Some lived up to 30 km away. The study only looked at incidents of cancer between 2005 and 2014. And it did not cover people who had left the area, critics say.
Then the Cancer Council of Australia said NSW Health had done nothing wrong in the way the study — which used "reportable" data from 10,000 people, the bulk of whom live outside the contaminated area — was conducted.
Specialist in cancer cluster research and Cancer Council environmental cancer committee chairman Terry Slevin said the analysis used the smallest collection of cancer data available.
"What they've done is a perfectly reasonable and sensible first step," he said.
DEFENCE KNEW FOR THREE YEARS BEFORE IT TOLD THE PUBLIC
The Newcastle Herald identified 50 cases of cancer in 15 years in people who had lived or were living in a 5km area just south of the Williamtown RAAF base known as the "red zone".

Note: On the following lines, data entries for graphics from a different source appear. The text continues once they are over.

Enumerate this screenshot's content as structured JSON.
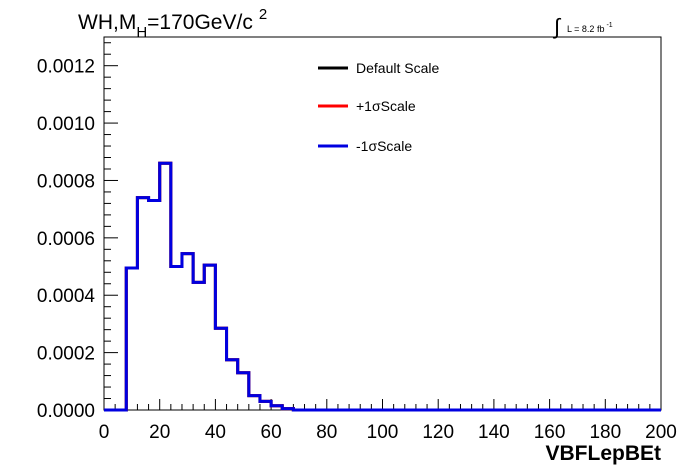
{
  "chart_data": {
    "type": "line",
    "title_parts": [
      "WH,M",
      "H",
      "=170GeV/c",
      "2"
    ],
    "lumi_label": "L = 8.2 fb",
    "lumi_exponent": "-1",
    "xlabel": "VBFLepBEt",
    "ylabel": "",
    "xlim": [
      0,
      200
    ],
    "ylim": [
      0,
      0.0013
    ],
    "x_ticks": [
      "0",
      "20",
      "40",
      "60",
      "80",
      "100",
      "120",
      "140",
      "160",
      "180",
      "200"
    ],
    "y_ticks": [
      "0.0000",
      "0.0002",
      "0.0004",
      "0.0006",
      "0.0008",
      "0.0010",
      "0.0012"
    ],
    "bin_width": 4,
    "bin_edges_start": 0,
    "legend_position": "top-center",
    "series": [
      {
        "name": "Default Scale",
        "color": "#000000",
        "values": [
          0,
          0,
          0.000495,
          0.00074,
          0.00073,
          0.00086,
          0.0005,
          0.000545,
          0.000445,
          0.000505,
          0.000285,
          0.000175,
          0.00013,
          5e-05,
          3e-05,
          1.5e-05,
          5e-06,
          0,
          0,
          0,
          0,
          0,
          0,
          0,
          0,
          0,
          0,
          0,
          0,
          0,
          0,
          0,
          0,
          0,
          0,
          0,
          0,
          0,
          0,
          0,
          0,
          0,
          0,
          0,
          0,
          0,
          0,
          0,
          0,
          0
        ]
      },
      {
        "name": "+1σScale",
        "color": "#ff0000",
        "values": [
          0,
          0,
          0.000495,
          0.00074,
          0.00073,
          0.00086,
          0.0005,
          0.000545,
          0.000445,
          0.000505,
          0.000285,
          0.000175,
          0.00013,
          5e-05,
          3e-05,
          1.5e-05,
          5e-06,
          0,
          0,
          0,
          0,
          0,
          0,
          0,
          0,
          0,
          0,
          0,
          0,
          0,
          0,
          0,
          0,
          0,
          0,
          0,
          0,
          0,
          0,
          0,
          0,
          0,
          0,
          0,
          0,
          0,
          0,
          0,
          0,
          0
        ]
      },
      {
        "name": "-1σScale",
        "color": "#0000e0",
        "values": [
          0,
          0,
          0.000495,
          0.00074,
          0.00073,
          0.00086,
          0.0005,
          0.000545,
          0.000445,
          0.000505,
          0.000285,
          0.000175,
          0.00013,
          5e-05,
          3e-05,
          1.5e-05,
          5e-06,
          0,
          0,
          0,
          0,
          0,
          0,
          0,
          0,
          0,
          0,
          0,
          0,
          0,
          0,
          0,
          0,
          0,
          0,
          0,
          0,
          0,
          0,
          0,
          0,
          0,
          0,
          0,
          0,
          0,
          0,
          0,
          0,
          0
        ]
      }
    ]
  }
}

Meanwhile, the Department of Defence knew the water at Williamtown was laced with toxins for three years before it warned the public.
The environmental scandal surrounding the toxic firefighting foam used for decades was the subject of an ABC Four Corners story last October.
Defence admitted it should have warned the public about the scandal three years earlier than it did.
Defence Department deputy secretary Steve Grzeskowiak agreed Defence had erred in hiding the contamination outbreak for more than three years from the people who live near the Royal Australian Air Force base at Williamtown in NSW.
"I think if we had our time again, should we have told the community back in 2012, from the middle of 2012? We probably should," he said.